In the past, Columbia Springs has not charged visiting schools for coming to the center, but last fall it started asking schools to supplement the cost of putting on the field programs by charging $5 per student.
“I wondered if they were going to flinch (at the cost) given their budgets, but they value this program enough to find it in their budget,” Miller said.
To keep the students learning in their giant outdoor classroom, Columbia Springs staff members have planned a fun night with a serious goal.
“It’s just a unique event,” Caputo said. “You don’t just sit down at a table; it’s more mingling and fun.”
“Hooked” will feature local musical acts, food vendors, drinks and games, including a special dunk tank that will put prominent Vancouver figures on a precarious perch, including Mayor Tim Leavitt.
The event will showcase areas of the outdoor education center, including a wet-bar housed in a former hatchery pool and the green space that is the focus of the center.
“When you go in here a little ways, you begin to see the value of an urban greenspace,” Miller said. “It does provide a respite for people to just be at peace with the world around them and feel like they got away a little bit.”
Columbia Springs is in the process of developing a strategic plan and hopes to do more with the historic significance of the site.
“Across the street from us was the site of the first sawmill in the Pacific Northwest and this whole Evergreen Highway area has a rich history,” Miller said.
Columbia Springs also has a building that is designed, engineered and permitted, but they need $14 million to have it built.

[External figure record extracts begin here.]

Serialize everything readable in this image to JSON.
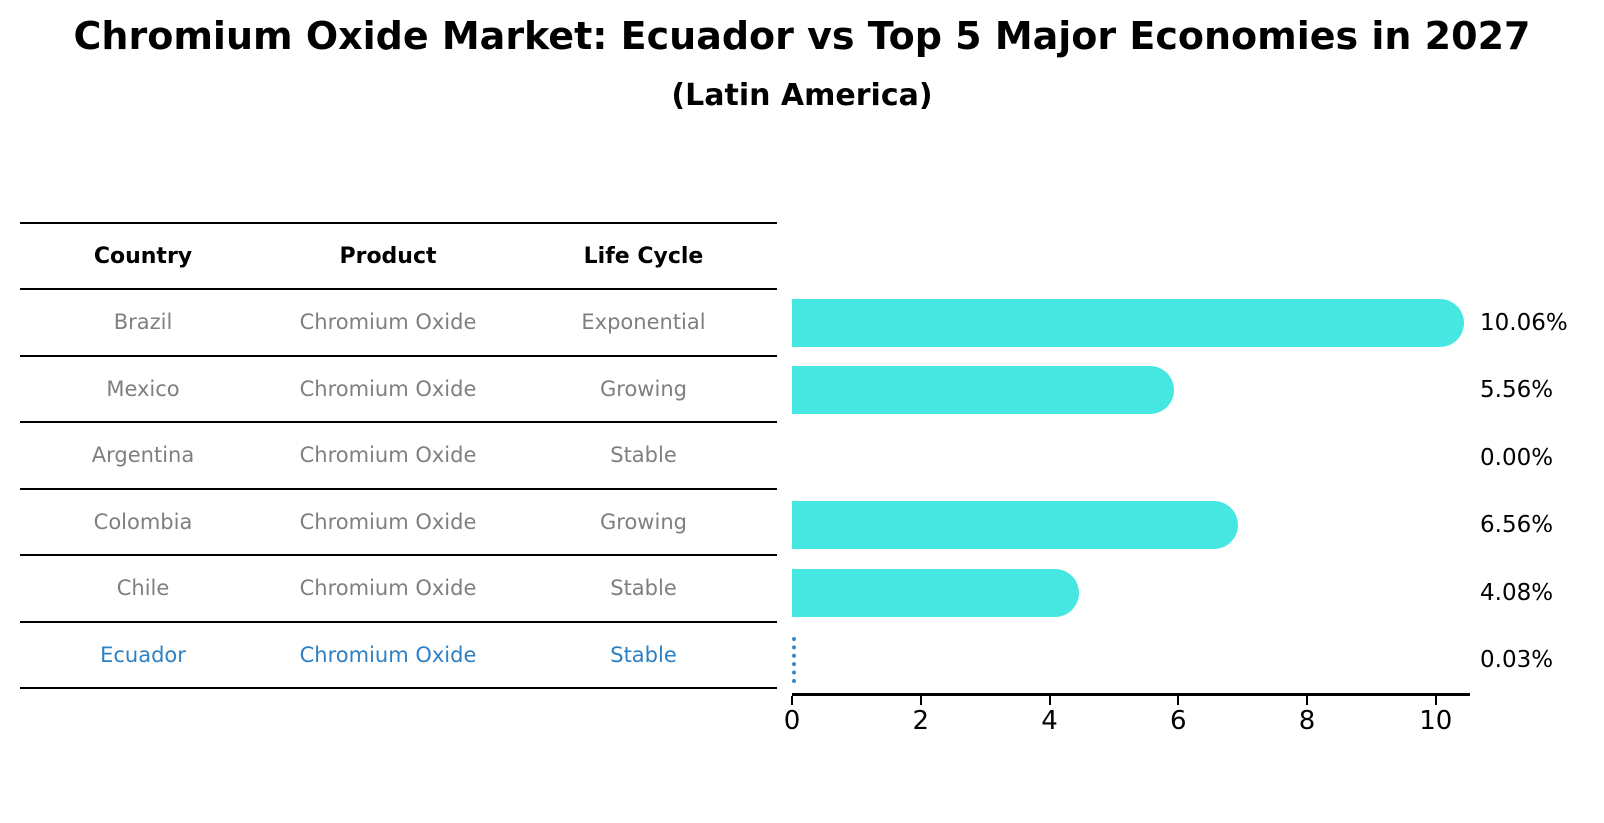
{
  "title": "Chromium Oxide Market: Ecuador vs Top 5 Major Economies in 2027",
  "subtitle": "(Latin America)",
  "table": {
    "headers": [
      "Country",
      "Product",
      "Life Cycle"
    ],
    "rows": [
      {
        "country": "Brazil",
        "product": "Chromium Oxide",
        "life_cycle": "Exponential",
        "highlight": false
      },
      {
        "country": "Mexico",
        "product": "Chromium Oxide",
        "life_cycle": "Growing",
        "highlight": false
      },
      {
        "country": "Argentina",
        "product": "Chromium Oxide",
        "life_cycle": "Stable",
        "highlight": false
      },
      {
        "country": "Colombia",
        "product": "Chromium Oxide",
        "life_cycle": "Growing",
        "highlight": false
      },
      {
        "country": "Chile",
        "product": "Chromium Oxide",
        "life_cycle": "Stable",
        "highlight": false
      },
      {
        "country": "Ecuador",
        "product": "Chromium Oxide",
        "life_cycle": "Stable",
        "highlight": true
      }
    ]
  },
  "chart_data": {
    "type": "bar",
    "orientation": "horizontal",
    "title": "Chromium Oxide Market: Ecuador vs Top 5 Major Economies in 2027",
    "subtitle": "(Latin America)",
    "categories": [
      "Brazil",
      "Mexico",
      "Argentina",
      "Colombia",
      "Chile",
      "Ecuador"
    ],
    "values": [
      10.06,
      5.56,
      0.0,
      6.56,
      4.08,
      0.03
    ],
    "value_labels": [
      "10.06%",
      "5.56%",
      "0.00%",
      "6.56%",
      "4.08%",
      "0.03%"
    ],
    "highlight_index": 5,
    "xlim": [
      0,
      10.5
    ],
    "x_ticks": [
      0,
      2,
      4,
      6,
      8,
      10
    ],
    "grid": false,
    "legend": "none"
  },
  "colors": {
    "bar": "#46E6E1",
    "highlight_blue": "#2E80C4",
    "highlight_dot_border": "#3A86C8",
    "body_gray": "#7f7f7f",
    "axis_black": "#000000"
  }
}
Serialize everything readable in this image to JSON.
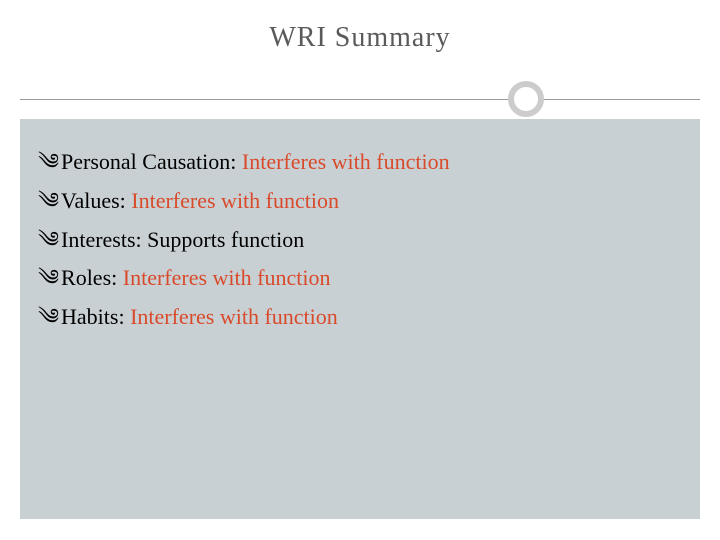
{
  "title": "WRI Summary",
  "colors": {
    "title_text": "#5a5a5a",
    "body_bg": "#c9d0d4",
    "divider_line": "#999999",
    "divider_circle_border": "#cccccc",
    "interferes": "#d94a2a",
    "supports": "#000000",
    "label_text": "#000000",
    "page_bg": "#ffffff"
  },
  "typography": {
    "title_fontsize": 28,
    "body_fontsize": 22,
    "font_family": "Georgia, Times New Roman, serif"
  },
  "bullet_glyph": "༄",
  "items": [
    {
      "label": "Personal Causation:",
      "value": " Interferes with function",
      "value_color_key": "interferes"
    },
    {
      "label": "Values:",
      "value": " Interferes with function",
      "value_color_key": "interferes"
    },
    {
      "label": "Interests:",
      "value": " Supports function",
      "value_color_key": "supports"
    },
    {
      "label": "Roles:",
      "value": " Interferes with function",
      "value_color_key": "interferes"
    },
    {
      "label": "Habits:",
      "value": " Interferes with function",
      "value_color_key": "interferes"
    }
  ]
}
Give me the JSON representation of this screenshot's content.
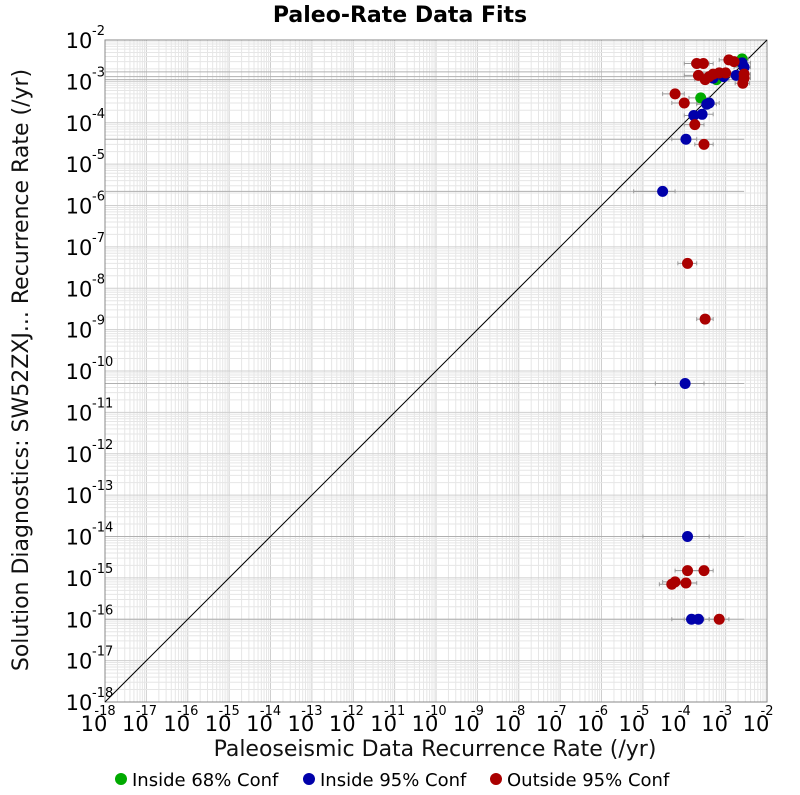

The building would further the educational opportunities at the center by creating a program similar to the Clark County Skills Center’s.
“Our timing as we got our plans and permits on line wasn’t great because of what’s going on at the state level,” Miller said. “It’s a hard time to convince people that this is a priority right now.”
In the short term, Columbia Springs hopes to offer sustainability classes and to explore opportunities to expand trails and make the site more accessible and interesting to the public.
“People don’t have to go all the way to the (Columbia River) Gorge if they don’t have time,” Caputo said. “Ten minutes from their home is this space that belongs to the public.”